Deutsche Bank stops exchange-traded oil note sale as U.S. mulls regulation

August 18, 2009

By Joshua Schneyer

NEW YORK, Aug 18 (Reuters) – Deutsche Bank said on Tuesday it has stopped issuing an aggressive oil exchange-traded note as the U.S. government looks to increase regulation in commodities markets. Deutsche said it had temporarily halted issuance of PowerShares DB Crude Oil Double Long Exchange Traded Notes, which allow investors exposure to a rise in crude oil futures.

The bank gave no reason for the halt, but an industry source said it could be tied to moves by the U.S. Commodities Futures Trading Commission to clamp down on leveraged or speculative trading in some commodities, including energy contracts.

The suspension “may cause fluctuation in the trading value of the notes,” the bank said in a statement.

The so-called double long ETN is a debt note linked to the Deutsche Bank Liquid Commodity Index, and designed to offer investors long exposure to crude oil contracts such as West Texas Intermediate, the most-traded U.S. crude oil future.

The notes are leveraged and designed to pay big returns when oil prices rise.

Deutsche’s decision to halt new issuances of its note are part of a trend of cautionary steps among exchange-traded fund and note managers in response to a regulatory push on commodities trading.

Earlier this month, the massive United States Natural Gas Fund LP exchange-traded fund announced it would not
resume issuing new shares and may reduce its holdings.

U.S. Natural Gas attributed the decision to current or
potentially impending position limits on the number of futures contracts that can be held by traders or funds.

Deutsche Bank also offers exchange traded funds and other notes which give investors exposure to moves in oil and natural gas prices but the Double Long note is considered the most aggressive of the instruments.
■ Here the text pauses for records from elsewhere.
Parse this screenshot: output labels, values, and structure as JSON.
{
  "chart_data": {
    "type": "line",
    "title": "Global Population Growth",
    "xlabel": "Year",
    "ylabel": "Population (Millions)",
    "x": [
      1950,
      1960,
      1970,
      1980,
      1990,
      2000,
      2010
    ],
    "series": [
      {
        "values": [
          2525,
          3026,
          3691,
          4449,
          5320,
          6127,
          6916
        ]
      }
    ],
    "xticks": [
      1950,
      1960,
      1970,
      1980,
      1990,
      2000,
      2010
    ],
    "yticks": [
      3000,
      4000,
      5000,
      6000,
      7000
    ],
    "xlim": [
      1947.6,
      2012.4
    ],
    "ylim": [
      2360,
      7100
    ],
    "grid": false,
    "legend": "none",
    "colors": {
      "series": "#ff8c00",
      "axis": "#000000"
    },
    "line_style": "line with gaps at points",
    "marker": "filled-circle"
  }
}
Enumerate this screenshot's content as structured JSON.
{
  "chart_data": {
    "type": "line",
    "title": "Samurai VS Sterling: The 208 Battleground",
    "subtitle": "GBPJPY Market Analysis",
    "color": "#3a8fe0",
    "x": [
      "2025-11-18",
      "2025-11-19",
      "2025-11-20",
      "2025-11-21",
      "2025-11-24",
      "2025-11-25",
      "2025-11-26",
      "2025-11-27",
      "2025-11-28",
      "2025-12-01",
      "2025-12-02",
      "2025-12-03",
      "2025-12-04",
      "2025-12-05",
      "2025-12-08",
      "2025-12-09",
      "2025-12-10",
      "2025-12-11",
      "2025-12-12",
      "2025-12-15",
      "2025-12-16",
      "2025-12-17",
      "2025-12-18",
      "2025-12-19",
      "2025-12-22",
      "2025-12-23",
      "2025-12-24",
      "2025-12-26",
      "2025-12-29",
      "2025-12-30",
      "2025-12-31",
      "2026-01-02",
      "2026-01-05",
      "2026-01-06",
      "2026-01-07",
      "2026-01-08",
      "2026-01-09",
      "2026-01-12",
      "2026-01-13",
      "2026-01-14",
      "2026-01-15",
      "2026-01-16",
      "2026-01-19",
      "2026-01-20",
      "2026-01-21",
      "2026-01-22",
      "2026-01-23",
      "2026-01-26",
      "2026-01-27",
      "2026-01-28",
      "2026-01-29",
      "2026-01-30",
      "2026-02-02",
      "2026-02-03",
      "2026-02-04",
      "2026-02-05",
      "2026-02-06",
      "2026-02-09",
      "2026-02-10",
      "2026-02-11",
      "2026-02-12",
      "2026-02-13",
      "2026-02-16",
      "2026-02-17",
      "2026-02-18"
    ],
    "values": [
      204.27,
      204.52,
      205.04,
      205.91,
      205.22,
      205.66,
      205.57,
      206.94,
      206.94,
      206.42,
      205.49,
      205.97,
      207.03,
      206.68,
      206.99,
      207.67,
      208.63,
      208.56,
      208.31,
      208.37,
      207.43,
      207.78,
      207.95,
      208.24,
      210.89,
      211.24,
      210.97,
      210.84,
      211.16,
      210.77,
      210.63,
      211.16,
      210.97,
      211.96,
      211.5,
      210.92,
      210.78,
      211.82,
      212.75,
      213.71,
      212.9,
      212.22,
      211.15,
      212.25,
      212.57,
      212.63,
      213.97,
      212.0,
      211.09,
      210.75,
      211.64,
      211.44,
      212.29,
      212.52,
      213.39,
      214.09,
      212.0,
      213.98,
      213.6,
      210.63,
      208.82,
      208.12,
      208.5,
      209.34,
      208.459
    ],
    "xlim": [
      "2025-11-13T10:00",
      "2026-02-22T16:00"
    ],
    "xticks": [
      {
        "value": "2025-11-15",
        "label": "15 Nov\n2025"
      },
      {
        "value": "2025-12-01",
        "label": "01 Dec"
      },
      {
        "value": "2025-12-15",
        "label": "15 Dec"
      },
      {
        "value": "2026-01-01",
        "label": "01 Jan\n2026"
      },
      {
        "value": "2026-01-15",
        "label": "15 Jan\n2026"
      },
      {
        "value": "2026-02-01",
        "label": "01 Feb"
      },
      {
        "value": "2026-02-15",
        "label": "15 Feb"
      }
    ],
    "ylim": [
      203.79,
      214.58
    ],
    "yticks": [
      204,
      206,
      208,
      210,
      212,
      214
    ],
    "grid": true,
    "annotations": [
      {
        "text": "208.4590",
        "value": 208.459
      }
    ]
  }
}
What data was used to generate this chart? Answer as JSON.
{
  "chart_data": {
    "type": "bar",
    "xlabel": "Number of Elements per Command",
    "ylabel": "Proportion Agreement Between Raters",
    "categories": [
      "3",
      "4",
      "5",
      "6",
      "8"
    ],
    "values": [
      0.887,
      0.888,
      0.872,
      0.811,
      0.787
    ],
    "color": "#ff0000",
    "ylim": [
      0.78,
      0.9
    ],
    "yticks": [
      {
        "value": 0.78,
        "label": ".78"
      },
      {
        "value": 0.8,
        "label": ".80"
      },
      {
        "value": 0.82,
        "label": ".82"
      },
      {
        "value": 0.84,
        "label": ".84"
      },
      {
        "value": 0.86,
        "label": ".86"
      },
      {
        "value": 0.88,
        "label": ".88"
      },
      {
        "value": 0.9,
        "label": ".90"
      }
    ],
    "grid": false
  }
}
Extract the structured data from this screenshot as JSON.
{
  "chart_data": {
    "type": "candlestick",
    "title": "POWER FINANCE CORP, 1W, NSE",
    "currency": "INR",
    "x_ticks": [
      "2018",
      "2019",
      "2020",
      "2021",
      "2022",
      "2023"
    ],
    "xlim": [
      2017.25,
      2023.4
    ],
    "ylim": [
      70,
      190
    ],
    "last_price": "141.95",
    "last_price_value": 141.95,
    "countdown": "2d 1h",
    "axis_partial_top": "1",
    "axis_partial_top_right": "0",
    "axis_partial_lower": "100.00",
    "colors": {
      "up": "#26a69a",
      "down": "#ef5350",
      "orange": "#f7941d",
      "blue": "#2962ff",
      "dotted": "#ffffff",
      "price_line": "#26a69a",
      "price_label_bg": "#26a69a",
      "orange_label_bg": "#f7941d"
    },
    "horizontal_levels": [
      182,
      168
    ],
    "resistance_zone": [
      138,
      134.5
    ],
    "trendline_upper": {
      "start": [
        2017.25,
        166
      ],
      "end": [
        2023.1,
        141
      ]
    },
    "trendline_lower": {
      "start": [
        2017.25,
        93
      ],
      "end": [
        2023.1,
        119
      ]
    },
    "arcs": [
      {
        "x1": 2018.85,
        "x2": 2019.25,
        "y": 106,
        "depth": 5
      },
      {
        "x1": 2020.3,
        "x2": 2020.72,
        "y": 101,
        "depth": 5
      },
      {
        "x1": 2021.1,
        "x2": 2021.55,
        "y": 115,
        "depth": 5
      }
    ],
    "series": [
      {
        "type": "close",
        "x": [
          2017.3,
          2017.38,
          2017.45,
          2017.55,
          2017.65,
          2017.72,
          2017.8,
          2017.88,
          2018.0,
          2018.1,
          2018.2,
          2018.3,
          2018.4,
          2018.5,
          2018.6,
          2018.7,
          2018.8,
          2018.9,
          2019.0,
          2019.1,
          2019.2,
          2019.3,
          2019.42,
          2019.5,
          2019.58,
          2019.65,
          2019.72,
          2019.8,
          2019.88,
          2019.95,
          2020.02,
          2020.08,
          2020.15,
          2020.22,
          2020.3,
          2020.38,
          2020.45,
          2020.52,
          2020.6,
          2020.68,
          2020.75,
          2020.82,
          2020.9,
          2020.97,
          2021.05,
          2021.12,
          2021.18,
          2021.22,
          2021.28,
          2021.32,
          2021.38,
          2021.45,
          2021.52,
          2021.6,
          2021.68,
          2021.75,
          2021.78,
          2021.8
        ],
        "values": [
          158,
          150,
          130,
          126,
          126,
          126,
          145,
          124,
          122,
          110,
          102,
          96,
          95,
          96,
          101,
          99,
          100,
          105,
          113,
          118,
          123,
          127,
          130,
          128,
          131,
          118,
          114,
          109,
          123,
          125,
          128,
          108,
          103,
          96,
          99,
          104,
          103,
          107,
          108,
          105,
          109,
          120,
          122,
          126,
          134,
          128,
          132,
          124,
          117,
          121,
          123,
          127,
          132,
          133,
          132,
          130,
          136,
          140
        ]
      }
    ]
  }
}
CFTC Chairman Gary Gensler told Reuters in an interview on Monday that his agency should “seriously consider” imposing new federal position limits on commodities contract investors.

The CFTC, which has carried out recent hearings on commodities trading but hasn’t yet devised new regulations, could also limit the ability of banks and fund managers to offer high-risk commodity investment vehicles such as the Deutsche Bank note, according to some industry sources.